Analogous to the courtly, enlightened refrain of “Pulsion” from drop to loop – its wide-open and sample-ready bars 0:00-0:05 – both mood and setting might invite an anachronistic snap digression to the wayback machine for l’Époque Baroque; the day of Bach and nostalgic, halcyon daydreams of Loussier.  Here one can almost imagine Eminem lighting the mic majestic over the original “Pulsion” uncut and unadulterated.  For the joint was all but composed, arranged, and orchestrated for rappers. It simply don’t stop, won’t stop knocking for a spitfire like Em to flow molten lava vocals upon, within, and throughout its highly flammable and ignitable emcee fabric.

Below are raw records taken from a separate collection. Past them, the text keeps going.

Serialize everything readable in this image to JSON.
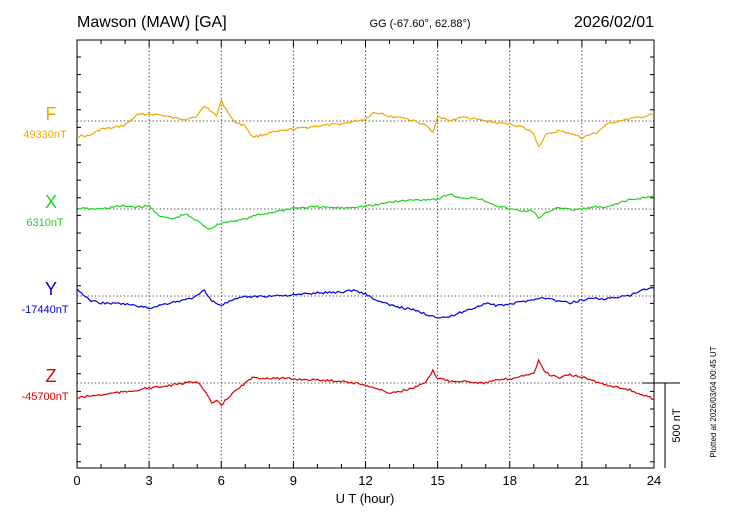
{
  "header": {
    "station": "Mawson (MAW)  [GA]",
    "coords": "GG (-67.60°,  62.88°)",
    "date": "2026/02/01"
  },
  "side_note": "Plotted at 2026/03/04 00:45 UT",
  "scale_bar": {
    "label": "500 nT",
    "value_nT": 500
  },
  "chart_data": {
    "type": "line",
    "xlabel": "U T (hour)",
    "xlim": [
      0,
      24
    ],
    "xticks": [
      0,
      3,
      6,
      9,
      12,
      15,
      18,
      21,
      24
    ],
    "grid": "dotted vertical every 3 hours; dotted baseline per trace",
    "series": [
      {
        "name": "F",
        "baseline_label": "49330nT",
        "color": "#f0a800",
        "points": [
          [
            0,
            15
          ],
          [
            0.5,
            15
          ],
          [
            1,
            8
          ],
          [
            1.5,
            7
          ],
          [
            2,
            4
          ],
          [
            2.5,
            -6
          ],
          [
            3,
            -7
          ],
          [
            3.5,
            -6
          ],
          [
            4,
            -3
          ],
          [
            4.5,
            -2
          ],
          [
            5,
            -5
          ],
          [
            5.3,
            -15
          ],
          [
            5.6,
            -10
          ],
          [
            5.8,
            -5
          ],
          [
            6,
            -20
          ],
          [
            6.2,
            -12
          ],
          [
            6.5,
            0
          ],
          [
            7,
            5
          ],
          [
            7.3,
            16
          ],
          [
            7.7,
            14
          ],
          [
            8,
            12
          ],
          [
            9,
            8
          ],
          [
            10,
            5
          ],
          [
            11,
            3
          ],
          [
            12,
            -2
          ],
          [
            12.3,
            -8
          ],
          [
            12.7,
            -8
          ],
          [
            13,
            -4
          ],
          [
            13.5,
            -4
          ],
          [
            14,
            0
          ],
          [
            14.5,
            4
          ],
          [
            14.8,
            12
          ],
          [
            15,
            -5
          ],
          [
            15.5,
            0
          ],
          [
            16,
            -4
          ],
          [
            16.5,
            -2
          ],
          [
            17,
            0
          ],
          [
            17.5,
            2
          ],
          [
            18,
            3
          ],
          [
            18.5,
            6
          ],
          [
            19,
            12
          ],
          [
            19.2,
            26
          ],
          [
            19.5,
            14
          ],
          [
            20,
            10
          ],
          [
            20.5,
            12
          ],
          [
            21,
            17
          ],
          [
            21.3,
            14
          ],
          [
            21.6,
            12
          ],
          [
            22,
            4
          ],
          [
            22.5,
            0
          ],
          [
            23,
            -2
          ],
          [
            23.5,
            -4
          ],
          [
            24,
            -7
          ]
        ]
      },
      {
        "name": "X",
        "baseline_label": "6310nT",
        "color": "#1fd41f",
        "points": [
          [
            0,
            -1
          ],
          [
            0.5,
            0
          ],
          [
            1,
            0
          ],
          [
            1.5,
            -2
          ],
          [
            2,
            -3
          ],
          [
            2.5,
            -2
          ],
          [
            3,
            -3
          ],
          [
            3.5,
            8
          ],
          [
            4,
            10
          ],
          [
            4.5,
            5
          ],
          [
            5,
            12
          ],
          [
            5.5,
            20
          ],
          [
            6,
            14
          ],
          [
            6.5,
            12
          ],
          [
            7,
            10
          ],
          [
            7.5,
            6
          ],
          [
            8,
            4
          ],
          [
            9,
            -1
          ],
          [
            10,
            -2
          ],
          [
            11,
            -1
          ],
          [
            12,
            -3
          ],
          [
            12.5,
            -4
          ],
          [
            13,
            -7
          ],
          [
            14,
            -9
          ],
          [
            15,
            -10
          ],
          [
            15.5,
            -15
          ],
          [
            16,
            -10
          ],
          [
            16.5,
            -12
          ],
          [
            17,
            -8
          ],
          [
            17.5,
            -3
          ],
          [
            18,
            0
          ],
          [
            18.5,
            2
          ],
          [
            19,
            2
          ],
          [
            19.2,
            10
          ],
          [
            19.5,
            4
          ],
          [
            20,
            -2
          ],
          [
            20.5,
            1
          ],
          [
            21,
            0
          ],
          [
            21.5,
            -2
          ],
          [
            22,
            -1
          ],
          [
            22.5,
            -6
          ],
          [
            23,
            -9
          ],
          [
            23.5,
            -11
          ],
          [
            24,
            -13
          ]
        ]
      },
      {
        "name": "Y",
        "baseline_label": "-17440nT",
        "color": "#0000e0",
        "points": [
          [
            0,
            -7
          ],
          [
            0.5,
            4
          ],
          [
            1,
            7
          ],
          [
            2,
            8
          ],
          [
            3,
            12
          ],
          [
            3.5,
            9
          ],
          [
            4,
            6
          ],
          [
            4.5,
            4
          ],
          [
            5,
            0
          ],
          [
            5.3,
            -6
          ],
          [
            5.6,
            5
          ],
          [
            6,
            9
          ],
          [
            6.5,
            4
          ],
          [
            7,
            1
          ],
          [
            8,
            0
          ],
          [
            9,
            -1
          ],
          [
            10,
            -3
          ],
          [
            11,
            -4
          ],
          [
            11.5,
            -6
          ],
          [
            12,
            -2
          ],
          [
            12.5,
            5
          ],
          [
            13,
            9
          ],
          [
            14,
            14
          ],
          [
            14.5,
            18
          ],
          [
            15,
            21
          ],
          [
            15.5,
            21
          ],
          [
            16,
            16
          ],
          [
            16.5,
            12
          ],
          [
            17,
            7
          ],
          [
            17.5,
            10
          ],
          [
            18,
            8
          ],
          [
            18.5,
            6
          ],
          [
            19,
            3
          ],
          [
            19.5,
            2
          ],
          [
            20,
            5
          ],
          [
            20.5,
            7
          ],
          [
            21,
            4
          ],
          [
            21.5,
            2
          ],
          [
            22,
            3
          ],
          [
            22.5,
            1
          ],
          [
            23,
            0
          ],
          [
            23.5,
            -6
          ],
          [
            24,
            -8
          ]
        ]
      },
      {
        "name": "Z",
        "baseline_label": "-45700nT",
        "color": "#e00000",
        "points": [
          [
            0,
            15
          ],
          [
            0.5,
            13
          ],
          [
            1,
            12
          ],
          [
            1.5,
            10
          ],
          [
            2,
            9
          ],
          [
            2.5,
            7
          ],
          [
            3,
            5
          ],
          [
            3.5,
            4
          ],
          [
            4,
            2
          ],
          [
            4.5,
            0
          ],
          [
            5,
            -2
          ],
          [
            5.3,
            8
          ],
          [
            5.6,
            20
          ],
          [
            5.8,
            18
          ],
          [
            6,
            22
          ],
          [
            6.3,
            14
          ],
          [
            6.7,
            6
          ],
          [
            7,
            0
          ],
          [
            7.3,
            -5
          ],
          [
            8,
            -5
          ],
          [
            9,
            -4
          ],
          [
            10,
            -3
          ],
          [
            11,
            -2
          ],
          [
            12,
            2
          ],
          [
            12.5,
            6
          ],
          [
            13,
            10
          ],
          [
            13.5,
            8
          ],
          [
            14,
            5
          ],
          [
            14.5,
            0
          ],
          [
            14.8,
            -12
          ],
          [
            15,
            -5
          ],
          [
            15.5,
            -2
          ],
          [
            16,
            -2
          ],
          [
            16.5,
            -1
          ],
          [
            17,
            0
          ],
          [
            17.5,
            -3
          ],
          [
            18,
            -4
          ],
          [
            18.5,
            -7
          ],
          [
            19,
            -10
          ],
          [
            19.2,
            -22
          ],
          [
            19.5,
            -10
          ],
          [
            20,
            -5
          ],
          [
            20.5,
            -8
          ],
          [
            21,
            -6
          ],
          [
            21.5,
            -2
          ],
          [
            22,
            2
          ],
          [
            22.5,
            4
          ],
          [
            23,
            7
          ],
          [
            23.5,
            12
          ],
          [
            24,
            16
          ]
        ]
      }
    ]
  }
}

Once a finespun but vocally threadbare tapestry of instrumentation, Dr. Dre and Mel-Man might have been given due pounds and propers for respectfully re-cutting and re-weaving “Pulsion” for Eminem – making it relevant to a new genre and generation of fandom.  However, “Kill You” would ultimately catch more fade than wreck from fans and critics alike while Em was publicly censured by a US Senate committee for his defacing and alleged threat to women; howbeit the Mathers LP went RIAA-certified Diamond and Grammy-trophied Best Rap Album.  And Loussier was content to walk away from the scandal with a few more Euros in the pocket of his clown suit. “Kill You” had escaped the guillotine and “Pulsion” upsurged evermore as Loussier killed it live as always on the world stage – whereupon he continues to electrify newfound devotees and faithful habitués with his Jazz-Classical ish during hundreds of annual Bach to Bach concerts and performances.

As a coda and final cap tip to “Pulsion,” the joint was already so powerful and electrifying, long before these Em and Dre days, that during its radio and phonograph zenith, Electricité de France had copped it as background music for a late-seventies national televised energy campaign: “Des Hommes au Service des Hommes”.  True, he was known to score library music for television and movies, but this version is a circuit-breaker on the night the lights went out in Paris.  The motif and tempo are kept rock-steady, although flowing to a softer, alternate charge now as clouds gather above an amply rebuilt powerhouse of “Pulsion.”  Drums and piano equally more robust, richer and ruggedly strengthened to weather any electrical storm.

But the true climax of the joint is when Loussier brings that ruckus with a volt-surging, fuse-blowing symphony of break-worthy proportions.  Strings billow and horns torrent inclemently while a sick threnody of  intonations ride the orchestrals out until the song fades to Fin.  EDF also pressed up these 45 “Spécials” for promo giveaway and retail, then authorized by Lousier of course.   This “Pulsion” was lastly released on seven-inch and even cassettes; all featuring slightly different but complimentary versions of varied lengths on each and every flip: Piano Batterie / Piano Orchestral.  And these are the breaks.

Now break out that Chambord and pour an apéritif with capital, crystalline cheers to breaks and Jacques Loussier.  À votre santé.